Biomaterials that modulate innate and adaptive immune responses are receiving increasing interest as adjuvants for eliciting protective immunity against a variety of diseases. Previous results have indicated that self-assembling β-sheet peptides, when fused with short peptide epitopes, can act as effective adjuvants and elicit robust and long-lived antibody responses. Here we investigated the mechanism of immunogenicity and the quality of antibody responses raised by a peptide epitope from Plasmodium falciparum circumsporozoite (CS) protein, (NANP)(3),conjugated to the self-assembling peptide domain Q11. The mechanism of adjuvant action was investigated in knockout mice with impaired MyD88, NALP3, TLR-2, or TLR-5 function, and the quality of antibodies raised against (NANP)(3)-Q11 was assessed using a transgenic sporozoite neutralizing (TSN) assay for malaria infection. (NANP)(3)-Q11 self-assembled into nanofibers, and antibody responses lasted up to 40 weeks in C57BL/6 mice.
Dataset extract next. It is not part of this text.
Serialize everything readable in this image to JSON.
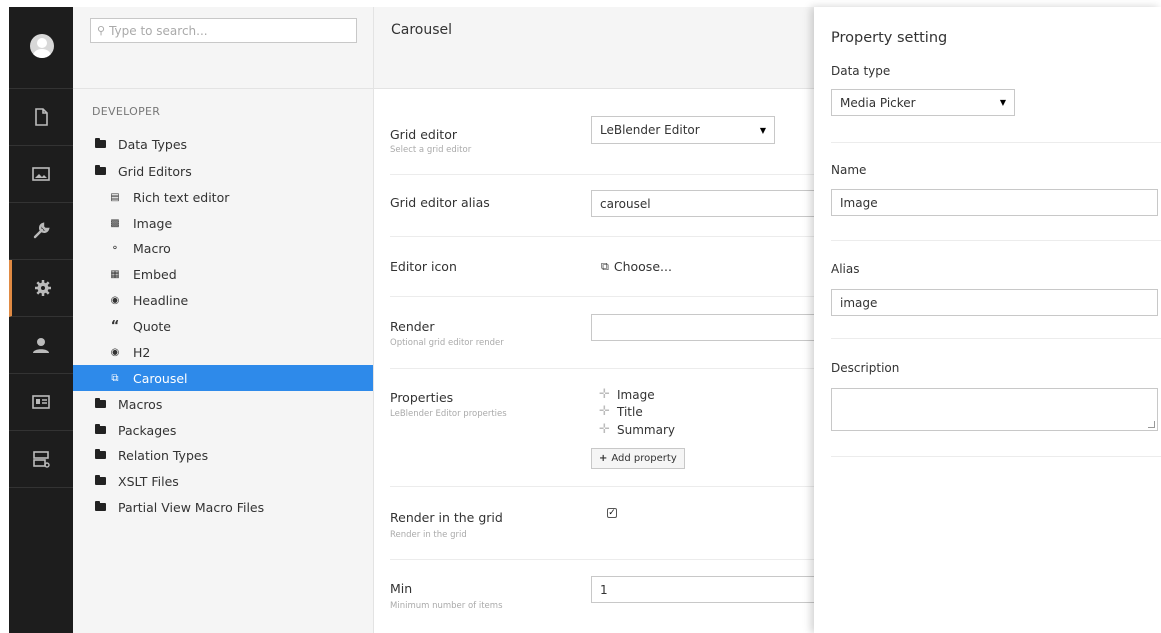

The antibody responses were T cell- and MyD88-dependent. Sera from mice primed with either irradiated sporozoites or a synthetic peptide, (T1BT*)(4)-P3C, and boosted with (NANP)(3)-Q11 showed significant increases in antibody titers and significant inhibition of sporozoite infection in TSN assays. In addition, two different epitopes could be self-assembled together without compromising the strength or duration of the antibody responses raised against either of them, making these materials promising platforms for self-adjuvanting multi-antigenic immunotherapies.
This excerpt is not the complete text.